Apple vs DOJ: l’azienda chiede aiuto a Samsung per la difesa

Apple vs DOJ: l’azienda chiede aiuto a Samsung per la difesa

Apple vs DOJ

In vista dell’imminente processo, la battaglia legale Apple vs DOJ (Dipartimento della Giustizia americano) si arricchisce di un capitolo inaspettato, e vede l’azienda di Cupertino rivolgersi al suo storico rivale per smontare le accuse di monopolio. Apple ha infatti presentato una richiesta formale per ottenere l’accesso a documenti interni riservati di Samsung, tra cui analisi di mercato e rapporti commerciali custoditi nella sede centrale in Corea del Sud.

Una mossa che punta a dimostrare che gli utenti non sono prigionieri di un ecosistema chiuso, ma possono migrare liberamente verso altre piattaforme senza incontrare ostacoli insormontabili. Secondo i legali dell’azienda, i dati in possesso del produttore coreano confermerebbero un flusso costante di clienti tra i due mondi, e indebolirebbero così la tesi accusatoria secondo cui il passaggio ad Android risulterebbe eccessivamente complicato.

Al centro del procedimento Apple vs DOJ, figura l’accusa mossa dal Dipartimento di Giustizia degli Stati Uniti, il quale sostiene che l’azienda limiti deliberatamente la concorrenza per mantenere il controllo totale sull’iPhone e sull’App Store. Per difendersi, Apple ha dovuto ricorrere alla Convenzione dell’Aia sulle prove all’estero, una procedura legale internazionale necessaria poiché la divisione americana di Samsung ha dichiarato di non disporre dei dati richiesti.

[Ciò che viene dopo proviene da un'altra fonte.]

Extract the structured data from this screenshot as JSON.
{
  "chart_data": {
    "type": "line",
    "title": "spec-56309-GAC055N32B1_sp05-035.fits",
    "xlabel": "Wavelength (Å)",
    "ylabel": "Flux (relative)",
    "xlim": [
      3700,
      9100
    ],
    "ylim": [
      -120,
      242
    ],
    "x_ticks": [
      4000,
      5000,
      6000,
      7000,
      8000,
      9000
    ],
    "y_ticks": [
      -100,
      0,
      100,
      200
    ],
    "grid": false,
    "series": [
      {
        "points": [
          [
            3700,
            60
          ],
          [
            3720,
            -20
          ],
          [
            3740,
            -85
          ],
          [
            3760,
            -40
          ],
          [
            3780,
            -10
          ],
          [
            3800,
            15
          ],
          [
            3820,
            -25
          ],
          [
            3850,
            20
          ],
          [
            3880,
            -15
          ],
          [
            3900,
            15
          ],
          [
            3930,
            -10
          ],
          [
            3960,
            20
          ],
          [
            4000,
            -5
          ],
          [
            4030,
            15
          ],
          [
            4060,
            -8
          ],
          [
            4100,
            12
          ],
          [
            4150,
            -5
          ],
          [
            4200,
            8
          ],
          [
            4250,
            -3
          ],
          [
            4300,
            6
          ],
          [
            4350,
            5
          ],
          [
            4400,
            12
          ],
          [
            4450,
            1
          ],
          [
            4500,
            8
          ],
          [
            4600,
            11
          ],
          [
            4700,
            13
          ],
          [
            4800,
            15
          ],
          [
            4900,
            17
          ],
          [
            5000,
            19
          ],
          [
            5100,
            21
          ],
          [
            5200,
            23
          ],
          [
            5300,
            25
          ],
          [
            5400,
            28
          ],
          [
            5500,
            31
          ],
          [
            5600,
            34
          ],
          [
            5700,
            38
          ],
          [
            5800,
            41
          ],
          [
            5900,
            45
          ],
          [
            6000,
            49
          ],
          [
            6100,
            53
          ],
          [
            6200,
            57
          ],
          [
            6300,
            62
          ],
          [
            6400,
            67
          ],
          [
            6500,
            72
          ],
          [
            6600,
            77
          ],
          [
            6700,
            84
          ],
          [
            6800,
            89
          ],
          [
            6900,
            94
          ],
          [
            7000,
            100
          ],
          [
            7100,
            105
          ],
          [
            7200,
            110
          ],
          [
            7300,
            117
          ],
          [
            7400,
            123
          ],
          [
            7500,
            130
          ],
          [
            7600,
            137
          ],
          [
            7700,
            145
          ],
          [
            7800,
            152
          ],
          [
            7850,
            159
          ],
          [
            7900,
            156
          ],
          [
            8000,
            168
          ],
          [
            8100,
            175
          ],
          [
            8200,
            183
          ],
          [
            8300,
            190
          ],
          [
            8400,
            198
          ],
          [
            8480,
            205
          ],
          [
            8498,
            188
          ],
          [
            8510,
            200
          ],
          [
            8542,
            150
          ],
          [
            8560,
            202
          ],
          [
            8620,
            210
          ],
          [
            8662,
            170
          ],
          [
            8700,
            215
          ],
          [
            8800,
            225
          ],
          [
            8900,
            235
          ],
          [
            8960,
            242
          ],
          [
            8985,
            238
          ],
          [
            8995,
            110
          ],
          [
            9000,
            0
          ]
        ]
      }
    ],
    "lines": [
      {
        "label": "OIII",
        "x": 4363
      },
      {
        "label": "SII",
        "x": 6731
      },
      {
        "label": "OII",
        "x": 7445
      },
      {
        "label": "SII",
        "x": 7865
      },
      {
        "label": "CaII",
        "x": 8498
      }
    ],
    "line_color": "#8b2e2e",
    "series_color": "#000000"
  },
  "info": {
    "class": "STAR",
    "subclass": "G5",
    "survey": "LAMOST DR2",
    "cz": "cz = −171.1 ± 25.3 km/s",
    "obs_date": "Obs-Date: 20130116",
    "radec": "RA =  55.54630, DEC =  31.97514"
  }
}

Se il tribunale dovesse autorizzare l’istanza, le autorità coreane dovrebbero comunque dare il via libera definitivo, un passaggio non scontato vista la delicatezza delle informazioni coinvolte. Apple sta tentando quindi di provare che il mercato degli smartphone è dinamico e che la fedeltà dei consumatori non è frutto di una costrizione tecnica, ma di una scelta consapevole basata sulla qualità dei servizi.

Nonostante gli sforzi profusi nella causa Apple vs DOJ, l’effettiva semplicità del passaggio tra un sistema e l’altro resta un punto molto dibattuto tra gli esperti e i consumatori. Sebbene esistano strumenti ufficiali per facilitare il trasferimento dei contatti o delle foto, permangono ancora diverse barriere che rendono la transizione piuttosto frustrante per la persona comune. La gestione dello storico dei messaggi o la compatibilità nulla degli smartwatch rappresentano gli esempi più chiari di queste difficoltà, poiché un Apple Watch non funziona se si tenta di abbinarlo a un dispositivo della concorrenza.

È ironico che l’azienda di Cupertino debba cercare prove proprio tra le fila del suo principale concorrente, e questo sottolinea quanto sia cruciale per la difesa dimostrare che la libertà di scelta non sia soltanto un concetto teorico ma una realtà supportata dai numeri.